We started our research by exploring how the water we drink and use in Manchester is treated. We learned that the people responsible for keeping our water safe are very proud of the work they do. We also learned that our processes around here are so good, there wasn’t much to improve upon, so we decided to focus on a problem that could help other kids get access to clean drinking water.
This place was really smelly, but we learned the people who work there, like our tour guide plant superintendent Robert Robinson, are used to the odor.
We got to see the whole 3-part water treatment process, from the sludge coming into the building to the clean water flowing out to the Merrimack River - where it heads downstream and is used as drinking water for other communities.
The plant’s lab manager Cheryl Wood spent a lot of time telling us about the careful steps they take to make sure the water from Lake Massabesic is safe for drinking and bathing. We learned that Manchester replaced all of its lead service lines, but many people still have lead pipes in their homes. Waterworks puts anti-corrosive chemicals in the water to keep that lead from harming us.
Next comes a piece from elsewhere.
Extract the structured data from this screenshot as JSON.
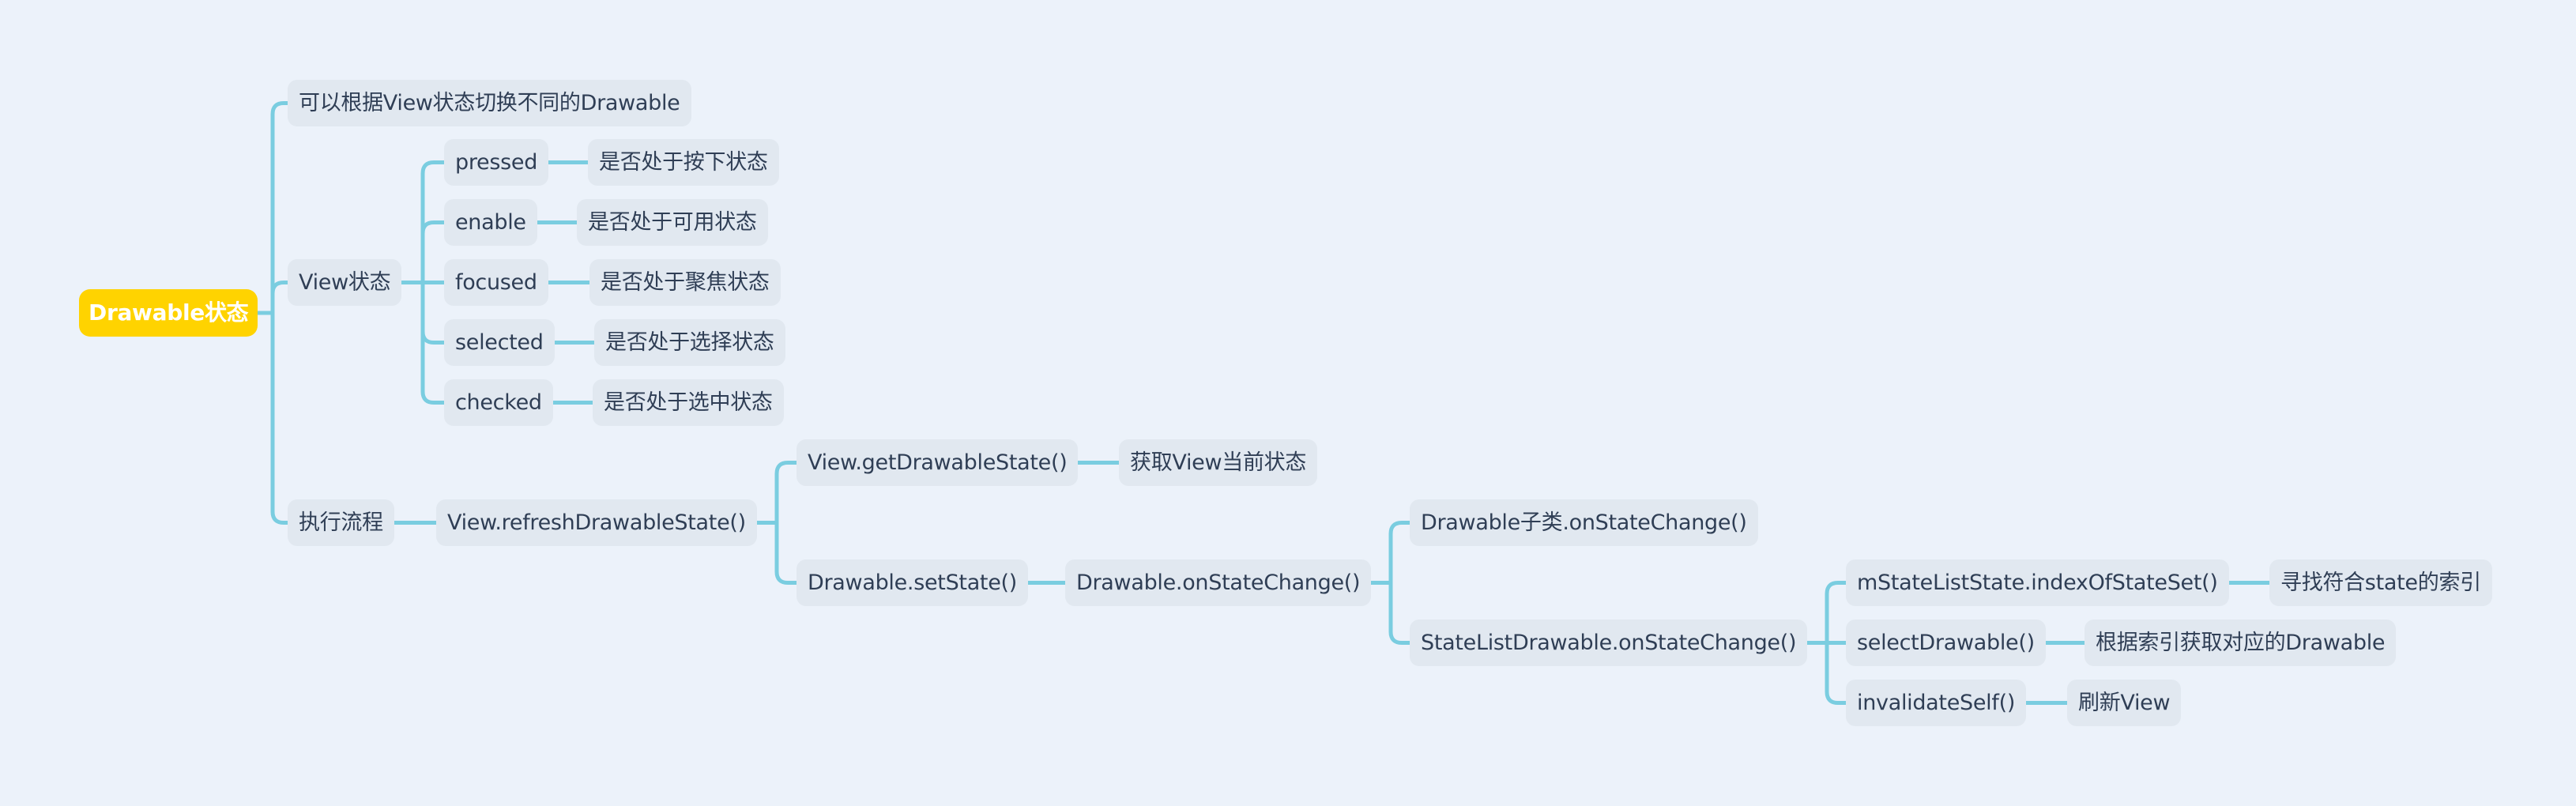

We were excited to discover there’s a non-profit right here in N.H. that helps bring fresh water to rural African villages. We shared our concept for a playground pumps idea with Lauren Eggert, the Program Officer for The Water Project Eggert. Lauren gave us a lot to think about. Based on her suggestions and feedback we made many alterations to our playground design.
Yoni took a turn lifting a heavy water jug similar to ones that children in Africa use to collect water.